More interestingly, however, are the steps that led to this critical impasse.
In 2020, both sides signed the previous CBA, but major tensions began brewing between the league and its players. Similar to the NBA, the bubble (a quarantined season isolated from the public) represented a time of tremendous political turmoil in the U.S.
The murder of George Floyd sparked nationwide outrage towards the police system and its systemic brutalization of racialized people.
This complicated matters when players organized support for Raphael Warnock, the opponent of then-Atlanta Dream owner Kelly Loeffler.
Loeffler drew the ire of many WNBA players for publicly pushing back against the WNBA’s decision to dedicate a season to social justice after the murders of George Floyd and Breonna Taylor.
She later doubled down on this, claiming the WNBA should be fighting against politics coming into the sport and that the league should “welcome all views.” Loeffler went on to win her seat and sold the team in 2021, sowing the seeds of future tensions between the owners and the players.
A year later, the WNBA announced a capital raise.
While this injected US$75 million into the league, it also complicated the ownership structure, which would now be split among not only the league and the owners but also these new investors.
While this seemed like a great way to bring money into the sport at the time, the league failed to predict the explosion in popularity it experienced with the arrival of the next generation of superstars, like Clark.
October 2023 saw a new wave of WNBA expansion teams announced, with more interest in owning a WNBA franchise signifying the growing value of these teams and the league as a whole—a value almost entirely produced by the players themselves.
Then in 2024, all these tensions collided. Clark entered the league, increasing WNBA viewership and ushering in the new era. The league agreed to an outstanding 11-year, US$2.2 billion media deal and the players opted out of their former CBA.
Since then, some WNBA players have started their own 3x3 basketball league (Unrivalled), and players wore shirts reading “Pay Us What You Owe Us” at the All-Star Game.
Minnesota Lynx star Napheesa Collier even accused WNBA commissioner Cathy Engelbert of saying that younger stars like Clark "should be on their knees" in gratitude for the opportunity the league has given them.
This is indicative of the larger problem here: that the league does not value its players appropriately.
While the league is trying to maintain the status quo, announcing the start of the next season on May 8, it is clear that there is a large divide between the players and the league itself. This divide might endanger the upcoming WNBA season and beyond.
In situations like this, we fans must come to the support of the players’ association and their decisions. The players want a larger portion of revenue sharing because they know that whatever flat salary increase they receive will be seen as undervaluing the players’ worth in hindsight.
As fans, we don’t need to look far to see this. We saw this with the capital raise back in 2022, which seemed like an amazing blessing for the league at the time. However, only four years later, it is clear that US$75 million for a 16 per cent equity stake in the league was a drastic miscalculation of the league's future value.
Ultimately, even if the players did not have a historical precedent to support their fears of being underpaid, the game simply could not be played without them. Thus, fans must choose the side that plays our game at the highest level, not the people who profit off of them.

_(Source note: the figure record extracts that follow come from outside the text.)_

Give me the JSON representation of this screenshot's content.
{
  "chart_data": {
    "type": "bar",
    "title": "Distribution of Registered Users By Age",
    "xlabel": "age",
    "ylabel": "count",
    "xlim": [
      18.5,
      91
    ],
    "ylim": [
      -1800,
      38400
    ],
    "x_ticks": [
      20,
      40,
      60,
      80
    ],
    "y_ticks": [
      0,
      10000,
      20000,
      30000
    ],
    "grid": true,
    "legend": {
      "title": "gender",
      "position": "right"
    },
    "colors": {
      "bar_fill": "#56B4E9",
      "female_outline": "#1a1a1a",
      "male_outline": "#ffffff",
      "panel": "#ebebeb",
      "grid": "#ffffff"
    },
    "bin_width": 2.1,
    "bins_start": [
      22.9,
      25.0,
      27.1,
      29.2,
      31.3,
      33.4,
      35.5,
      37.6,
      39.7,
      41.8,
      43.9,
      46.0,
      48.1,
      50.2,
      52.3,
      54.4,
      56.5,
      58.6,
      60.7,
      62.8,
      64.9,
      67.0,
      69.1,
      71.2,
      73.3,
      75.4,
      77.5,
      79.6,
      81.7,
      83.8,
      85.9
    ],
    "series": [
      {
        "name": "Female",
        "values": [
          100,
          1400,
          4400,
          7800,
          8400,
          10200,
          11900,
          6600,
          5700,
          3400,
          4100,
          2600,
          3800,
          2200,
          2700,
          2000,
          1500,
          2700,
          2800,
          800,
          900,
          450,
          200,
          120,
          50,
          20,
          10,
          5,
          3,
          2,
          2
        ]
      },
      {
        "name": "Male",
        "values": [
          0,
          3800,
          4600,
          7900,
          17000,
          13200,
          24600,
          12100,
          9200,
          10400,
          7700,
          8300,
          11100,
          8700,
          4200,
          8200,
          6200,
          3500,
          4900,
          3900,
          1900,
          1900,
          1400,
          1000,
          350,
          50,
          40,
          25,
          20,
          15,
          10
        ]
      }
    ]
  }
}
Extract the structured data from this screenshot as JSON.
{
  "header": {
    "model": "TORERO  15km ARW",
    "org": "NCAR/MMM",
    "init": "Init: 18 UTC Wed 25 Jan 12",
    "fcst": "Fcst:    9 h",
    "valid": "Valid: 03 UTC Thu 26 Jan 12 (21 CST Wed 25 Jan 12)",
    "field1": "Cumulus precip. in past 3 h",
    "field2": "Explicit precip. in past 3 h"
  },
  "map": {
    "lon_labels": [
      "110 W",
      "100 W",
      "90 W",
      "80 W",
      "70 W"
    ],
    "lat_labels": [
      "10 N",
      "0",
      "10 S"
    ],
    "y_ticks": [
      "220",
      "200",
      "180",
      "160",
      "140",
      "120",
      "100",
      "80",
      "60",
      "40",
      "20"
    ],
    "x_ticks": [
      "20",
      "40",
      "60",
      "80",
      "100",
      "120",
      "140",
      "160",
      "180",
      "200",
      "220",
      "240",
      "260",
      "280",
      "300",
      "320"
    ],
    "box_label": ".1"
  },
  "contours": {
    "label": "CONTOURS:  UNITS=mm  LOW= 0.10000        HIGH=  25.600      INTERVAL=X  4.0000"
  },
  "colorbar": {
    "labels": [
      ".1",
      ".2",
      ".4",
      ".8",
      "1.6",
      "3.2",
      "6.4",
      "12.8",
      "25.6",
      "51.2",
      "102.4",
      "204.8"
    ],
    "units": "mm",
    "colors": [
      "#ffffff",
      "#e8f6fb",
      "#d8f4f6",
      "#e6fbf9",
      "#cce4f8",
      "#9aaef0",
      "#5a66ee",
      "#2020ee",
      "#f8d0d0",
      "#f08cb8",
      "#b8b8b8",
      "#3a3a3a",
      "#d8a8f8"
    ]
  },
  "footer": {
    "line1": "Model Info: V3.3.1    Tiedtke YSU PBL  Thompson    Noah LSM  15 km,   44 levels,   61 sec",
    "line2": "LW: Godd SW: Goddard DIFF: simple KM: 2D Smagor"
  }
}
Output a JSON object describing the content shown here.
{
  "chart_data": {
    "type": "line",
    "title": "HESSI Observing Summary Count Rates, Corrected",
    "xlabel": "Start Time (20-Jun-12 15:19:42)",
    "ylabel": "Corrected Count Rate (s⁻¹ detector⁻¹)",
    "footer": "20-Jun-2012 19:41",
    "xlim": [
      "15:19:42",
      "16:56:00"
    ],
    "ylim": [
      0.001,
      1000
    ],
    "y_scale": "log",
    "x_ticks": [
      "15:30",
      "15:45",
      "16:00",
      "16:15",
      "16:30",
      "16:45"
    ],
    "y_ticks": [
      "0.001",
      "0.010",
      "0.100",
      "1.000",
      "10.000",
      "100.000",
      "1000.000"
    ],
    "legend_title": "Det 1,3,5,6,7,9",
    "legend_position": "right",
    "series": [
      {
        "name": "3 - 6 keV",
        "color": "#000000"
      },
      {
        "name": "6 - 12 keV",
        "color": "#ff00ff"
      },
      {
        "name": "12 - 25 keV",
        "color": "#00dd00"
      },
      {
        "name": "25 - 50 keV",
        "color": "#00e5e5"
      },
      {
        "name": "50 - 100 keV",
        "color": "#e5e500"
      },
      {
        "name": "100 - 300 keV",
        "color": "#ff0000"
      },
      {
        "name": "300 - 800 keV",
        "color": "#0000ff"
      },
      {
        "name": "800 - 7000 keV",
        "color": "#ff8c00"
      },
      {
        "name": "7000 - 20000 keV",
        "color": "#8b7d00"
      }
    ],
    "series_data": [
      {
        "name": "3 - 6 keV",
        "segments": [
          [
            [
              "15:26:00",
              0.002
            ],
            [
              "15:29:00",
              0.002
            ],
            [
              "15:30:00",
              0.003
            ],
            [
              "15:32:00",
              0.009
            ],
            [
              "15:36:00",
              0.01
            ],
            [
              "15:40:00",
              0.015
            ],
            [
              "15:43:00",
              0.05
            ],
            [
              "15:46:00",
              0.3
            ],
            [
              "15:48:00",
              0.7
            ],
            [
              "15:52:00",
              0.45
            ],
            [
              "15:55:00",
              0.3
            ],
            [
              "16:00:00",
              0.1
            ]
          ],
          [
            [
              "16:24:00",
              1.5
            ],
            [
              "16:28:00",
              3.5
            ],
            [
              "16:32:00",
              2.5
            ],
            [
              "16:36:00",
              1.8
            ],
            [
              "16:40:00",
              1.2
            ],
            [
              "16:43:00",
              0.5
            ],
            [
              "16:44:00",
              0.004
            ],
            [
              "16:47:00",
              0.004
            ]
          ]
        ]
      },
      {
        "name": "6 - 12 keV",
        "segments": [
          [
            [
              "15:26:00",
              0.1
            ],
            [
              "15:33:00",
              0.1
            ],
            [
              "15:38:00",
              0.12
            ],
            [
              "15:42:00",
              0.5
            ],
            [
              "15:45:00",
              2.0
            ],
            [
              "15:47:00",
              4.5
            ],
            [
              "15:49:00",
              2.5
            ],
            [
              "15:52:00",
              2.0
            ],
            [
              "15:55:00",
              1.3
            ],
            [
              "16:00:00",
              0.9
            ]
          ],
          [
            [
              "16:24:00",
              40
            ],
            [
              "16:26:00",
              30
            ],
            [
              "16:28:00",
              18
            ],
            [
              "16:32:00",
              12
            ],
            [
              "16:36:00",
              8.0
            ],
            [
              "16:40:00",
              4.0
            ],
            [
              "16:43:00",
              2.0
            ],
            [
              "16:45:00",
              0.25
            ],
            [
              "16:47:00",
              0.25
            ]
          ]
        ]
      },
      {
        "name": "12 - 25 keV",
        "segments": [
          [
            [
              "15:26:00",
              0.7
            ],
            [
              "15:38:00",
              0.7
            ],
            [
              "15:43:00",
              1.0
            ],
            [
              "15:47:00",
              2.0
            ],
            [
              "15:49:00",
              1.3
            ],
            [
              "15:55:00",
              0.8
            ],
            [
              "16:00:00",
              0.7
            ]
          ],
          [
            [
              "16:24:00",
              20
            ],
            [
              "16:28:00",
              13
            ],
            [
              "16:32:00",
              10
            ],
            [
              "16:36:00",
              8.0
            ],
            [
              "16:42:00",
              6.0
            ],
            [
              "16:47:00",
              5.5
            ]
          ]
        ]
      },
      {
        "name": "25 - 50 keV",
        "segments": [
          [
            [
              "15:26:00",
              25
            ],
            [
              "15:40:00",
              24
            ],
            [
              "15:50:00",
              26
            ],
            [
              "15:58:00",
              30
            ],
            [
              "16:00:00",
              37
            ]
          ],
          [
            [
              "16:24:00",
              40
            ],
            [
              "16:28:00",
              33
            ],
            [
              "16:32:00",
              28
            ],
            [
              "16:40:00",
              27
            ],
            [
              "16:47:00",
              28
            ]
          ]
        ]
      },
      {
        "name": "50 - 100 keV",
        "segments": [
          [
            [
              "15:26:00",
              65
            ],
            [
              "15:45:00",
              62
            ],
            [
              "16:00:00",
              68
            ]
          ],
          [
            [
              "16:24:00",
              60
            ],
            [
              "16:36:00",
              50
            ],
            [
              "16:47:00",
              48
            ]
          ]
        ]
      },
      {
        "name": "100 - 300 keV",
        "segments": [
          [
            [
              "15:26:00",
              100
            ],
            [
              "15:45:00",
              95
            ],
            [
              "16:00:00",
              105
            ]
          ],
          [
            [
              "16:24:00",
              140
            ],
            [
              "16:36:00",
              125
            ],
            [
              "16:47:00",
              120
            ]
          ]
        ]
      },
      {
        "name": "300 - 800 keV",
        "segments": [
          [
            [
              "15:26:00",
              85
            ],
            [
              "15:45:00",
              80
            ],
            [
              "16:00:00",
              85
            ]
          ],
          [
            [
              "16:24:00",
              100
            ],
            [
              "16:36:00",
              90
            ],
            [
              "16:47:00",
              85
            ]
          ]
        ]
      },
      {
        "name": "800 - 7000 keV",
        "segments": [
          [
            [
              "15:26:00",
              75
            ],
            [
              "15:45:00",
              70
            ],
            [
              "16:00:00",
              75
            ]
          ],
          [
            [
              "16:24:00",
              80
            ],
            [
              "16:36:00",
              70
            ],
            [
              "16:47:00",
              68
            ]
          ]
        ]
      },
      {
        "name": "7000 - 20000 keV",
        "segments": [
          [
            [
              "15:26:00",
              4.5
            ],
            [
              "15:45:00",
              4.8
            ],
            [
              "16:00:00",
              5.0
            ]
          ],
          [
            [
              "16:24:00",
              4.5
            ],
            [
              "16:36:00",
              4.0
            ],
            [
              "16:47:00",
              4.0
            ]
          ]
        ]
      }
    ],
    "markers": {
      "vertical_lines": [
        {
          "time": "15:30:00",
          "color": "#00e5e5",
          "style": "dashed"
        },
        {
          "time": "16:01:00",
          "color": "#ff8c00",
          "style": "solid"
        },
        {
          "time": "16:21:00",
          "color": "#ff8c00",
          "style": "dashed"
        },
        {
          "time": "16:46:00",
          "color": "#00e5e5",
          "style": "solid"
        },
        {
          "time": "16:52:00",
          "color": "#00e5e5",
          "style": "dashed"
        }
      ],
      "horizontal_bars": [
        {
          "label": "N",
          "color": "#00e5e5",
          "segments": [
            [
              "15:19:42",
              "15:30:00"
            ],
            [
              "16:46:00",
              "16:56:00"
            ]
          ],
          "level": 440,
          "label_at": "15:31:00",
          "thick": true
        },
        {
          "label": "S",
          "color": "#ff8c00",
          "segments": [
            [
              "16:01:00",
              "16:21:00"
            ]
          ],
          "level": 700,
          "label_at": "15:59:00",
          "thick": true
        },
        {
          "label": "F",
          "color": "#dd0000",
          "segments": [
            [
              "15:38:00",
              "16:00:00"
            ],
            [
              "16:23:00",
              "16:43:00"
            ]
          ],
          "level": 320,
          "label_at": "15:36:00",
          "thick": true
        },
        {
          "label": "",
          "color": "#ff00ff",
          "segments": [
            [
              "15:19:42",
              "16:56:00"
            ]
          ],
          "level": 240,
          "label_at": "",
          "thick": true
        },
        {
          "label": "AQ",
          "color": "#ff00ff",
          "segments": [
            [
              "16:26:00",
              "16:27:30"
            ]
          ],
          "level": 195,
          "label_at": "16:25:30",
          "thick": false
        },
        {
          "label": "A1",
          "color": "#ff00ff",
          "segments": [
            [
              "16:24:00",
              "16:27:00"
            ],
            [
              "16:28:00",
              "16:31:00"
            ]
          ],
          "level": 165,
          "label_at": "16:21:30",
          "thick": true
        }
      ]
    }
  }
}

The league sees both fans and players as means to generate profit, whereas the players rely on fans for support. In turn, fans expect athletes to put their all into the sport. This connection between fans and players is what makes sports so entertaining for so many of us, as was proved during the quarantine era of sports with absent fans.
The players’ union should have the unyielding support of the fans while fighting for their fair share off the court, just as we support them on the court.